ActiveLLM: Large Language Model-based Active Learning for Textual Few-Shot Scenarios
This addresses the challenge of reducing annotation efforts in few-shot learning for text classification, offering a solution that can also benefit non-few-shot scenarios and help other active learning strategies overcome cold-start issues.
The paper tackles the cold-start problem in active learning for few-shot textual scenarios by introducing ActiveLLM, which uses large language models like GPT-4 to select instances, resulting in significant performance gains for BERT classifiers, outperforming traditional methods and improving few-shot learning approaches such as ADAPET, PERFECT, and SetFit.
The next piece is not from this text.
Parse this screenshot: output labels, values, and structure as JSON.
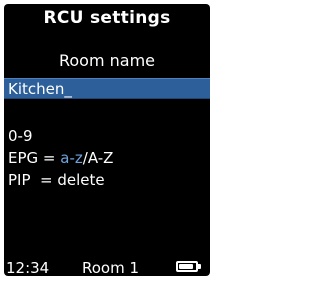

Active learning is designed to minimize annotation efforts by prioritizing instances that most enhance learning. However, many active learning strategies struggle with a `cold-start' problem, needing substantial initial data to be effective. This limitation reduces their utility in the increasingly relevant few-shot scenarios, where the instance selection has a substantial impact. To address this, we introduce ActiveLLM, a novel active learning approach that leverages Large Language Models such as GPT-4, o1, Llama 3, or Mistral Large for selecting instances. We demonstrate that ActiveLLM significantly enhances the classification performance of BERT classifiers in few-shot scenarios, outperforming traditional active learning methods as well as improving the few-shot learning methods ADAPET, PERFECT, and SetFit. Additionally, ActiveLLM can be extended to non-few-shot scenarios, allowing for iterative selections. In this way, ActiveLLM can even help other active learning strategies to overcome their cold-start problem. Our results suggest that ActiveLLM offers a promising solution for improving model performance across various learning setups.